I just got done watching Plaxico Burress on ESPN’s E:60 program.
That’s a good show. When you get beyond the pretentious, staged pre-how meeting out-takes and the affected shaky, black and white camera work, the actual long-form magazine pieces are solid.
Shows like that, and HBO Real Sports, and 60 minutes still allow some more meat on the bone for the occasional TV viewer who wants more than microwave opinion and popcorn analysis.
Part of what made E:60 the perfect venue for ESPN’s scoop on Burress was the juxtaposition of the stories around Jeremy Schaap’s sit down interview with the soon-to-be jailed former Steeler.
Once it ended, Michael Smith analyzed the Steelers Super Bowl winning drive against Arizona moment-by-moment with Ben Roethlisberger, Santonio Holmes, and Mike Tomlin. Those very moments were playing out in real life as the one time Steeler was healing from his gunshot wound and watching his career crumble.
The piece after that one was a feel good feature about a kid with cerebral palsy who was finding solace through baseball and his new found connection with some New York Yankee players. It was saccharin sweet in its delivery, but about eight minutes of everything inspirational you could find in sports.
And the feature before the Plax expose highlighted the Aplington-Parkersburg, Iowa football team, which is recovering from the death of it nationally renowned coach Ed Thomas. He was gunned down by a deranged former player in the team’s weight room a few months ago.
In short, it was almost as if the E:60 staff was setting up Plax to look even worse than he already was about to look… if such a concept is possible.
All I could take from that pre-jail house interview with Burress was: “Typical Plax!”
Plax’s explanation of how he shot himself was, well, in a word: “Plextacular.” He shot himself while falling UP the stairs.
Only Plax, with his notorious lack of run-after-catch skills, could end up potentially ending his career by falling UP the stairs of a nightclub after getting tangled in his own gangly, baby-deer-like limbs.
Only Plax could fumble the gun sliding down his leg and hit the trigger… with the safety off.
Only Plax could admit he almost left the gun in his car but made the conscious decision to bring it in the club anyway.
Look, as a media guy who covered him most of his Steeler career, I didn’t just like Plax… I loved him!
He was light hearted. Engaging. Open. Personable. Had a sense of humor. Sometimes funny with an obvious dumb jock attitude.
As a wide receiver, I could take him or leave him when he was here. Burress blossomed into what Steelers fans hoped he’d become only when he got to New York. In Pittsburgh, his inconsistencies were well documented.
But one thing consistent about Plax, he almost never said “no” to an interview even when times were at their worst for him. He was gracious, accommodating, and frank in all of his dealings with the media even when we were killing him for a bad game, or a bad drop, or skipping practice on Mother’s Day.

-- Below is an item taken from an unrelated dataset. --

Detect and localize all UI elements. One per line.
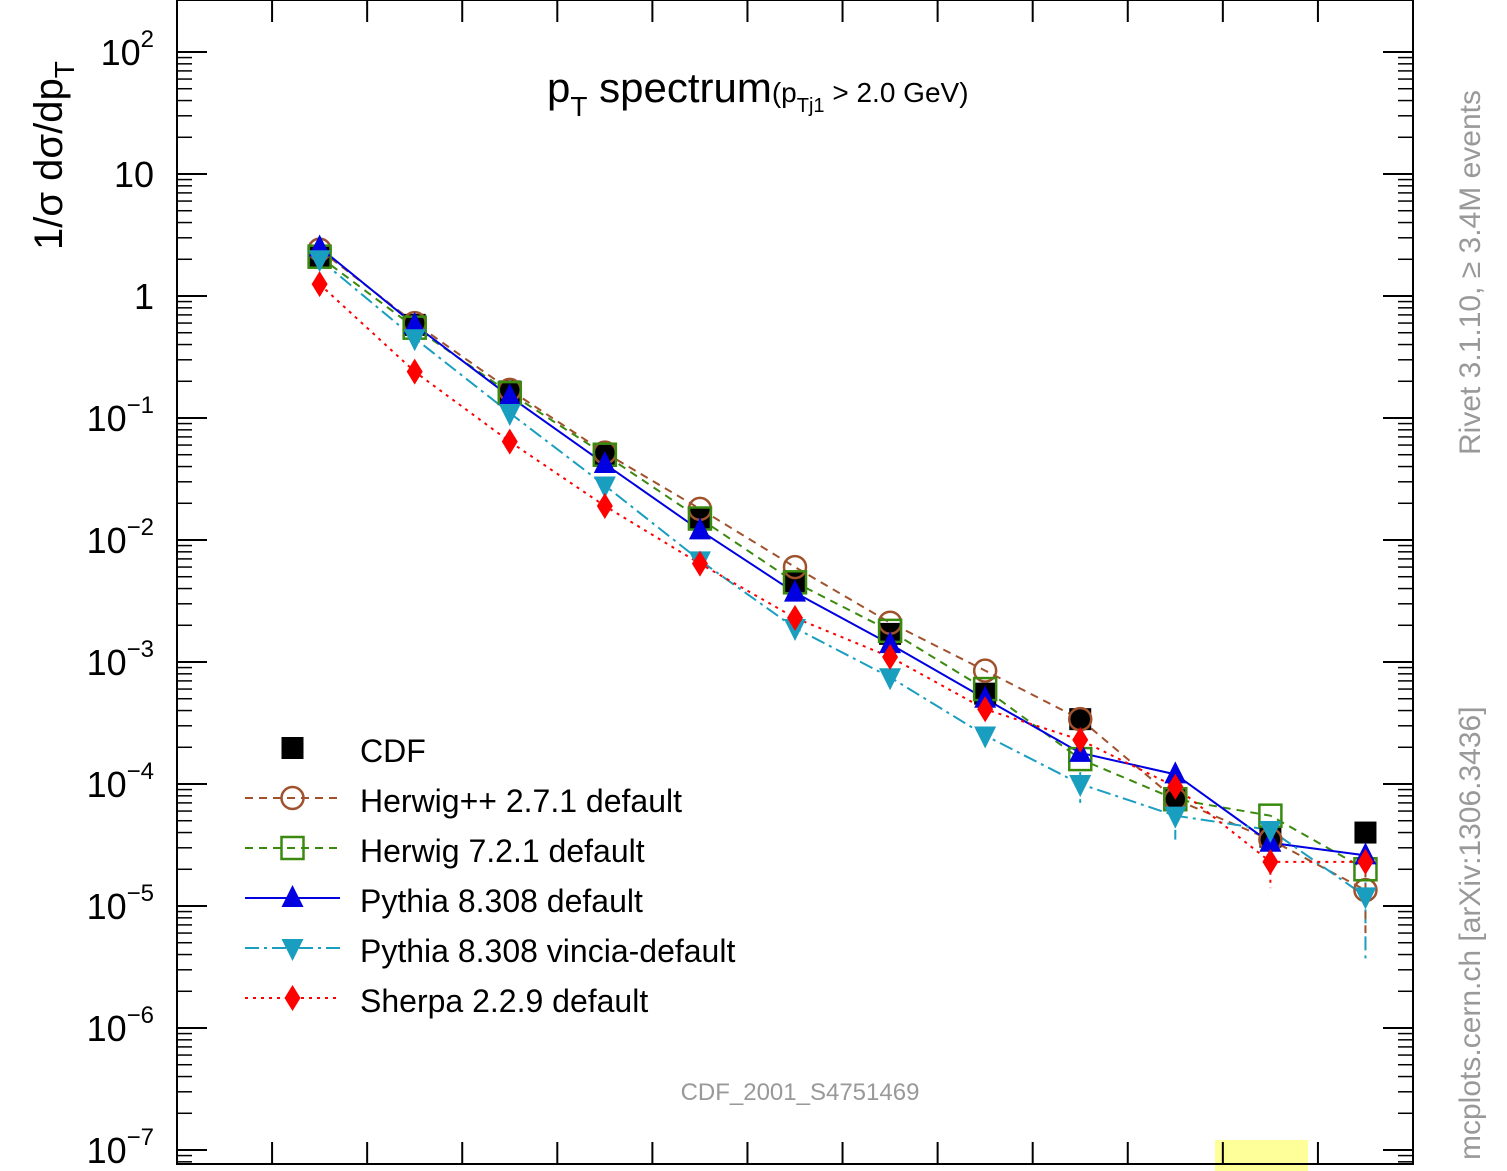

And by dealing well with the media, that means you are trying to communicate with your fans. And I’ll always like that about Plax.
However, part of the reason Plaxico was so accommodating was that he was oblivious. He never read a sports page. Never listened to a minute of sports radio. Probably never watched a local sportscast either.
Because of that, he never knew which one of us media guys was ripping him on which day. So, in his mind, we were all just good guys with cameras and microphones giving him free pub! No wonder we were friends.
Plax personified the phrase: “Ignorance is bliss.”
But as the E:60 interview pointed out, Burress’ ignorance was his downfall. During the conversation with Schaap, Plax admitted he had no idea that New York’s gun laws were so strict. He admitted to having no idea that his pistol in that club could cause the problem it did.
No doubt that Plax probably never took the time to research such things. He may have never taken the time to listen to whoever it was that gave him the gun in the first place, or any other gun owners’ advice about where he could or couldn’t have the gun.
Why did any of that matter? He was Plaxico Burress. Super Bowl hero. Everything would be fine. And everybody else would make sure of that too.
But bad things happened. And he was the wrong guy… in the wrong city… with the wrong mayor… and the wrong laws. And now he’s going to jail. And maybe his career is over. But as Plax said in the ESPN interview in his Plex-tastic kind of way, “Pft! I think I’ll play again.”
And why wouldn’t he? He’ll still be 6’5”. He’ll still probably be in great shape. Somebody will sign him. If Michael Vick, and Dante Stallworth, and Leonard Little all have jobs… then Plax will get one too.
That’s a good thing. Plax isn’t as bad of a guy as any of them.
He’s just as much of an idiot. But he’s not as bad of a guy.
Despite what the gun nuts, and the civil rights activists, and the Plax apologists tell you, Burress deserves jail time. It stinks that he’ll get more than those other guys. But he broke a law and punishment is warranted.
I just hope when Burress does get out we get the same Plax athlete, same Plax personality, but some atypical Plax behavior and lessons learned.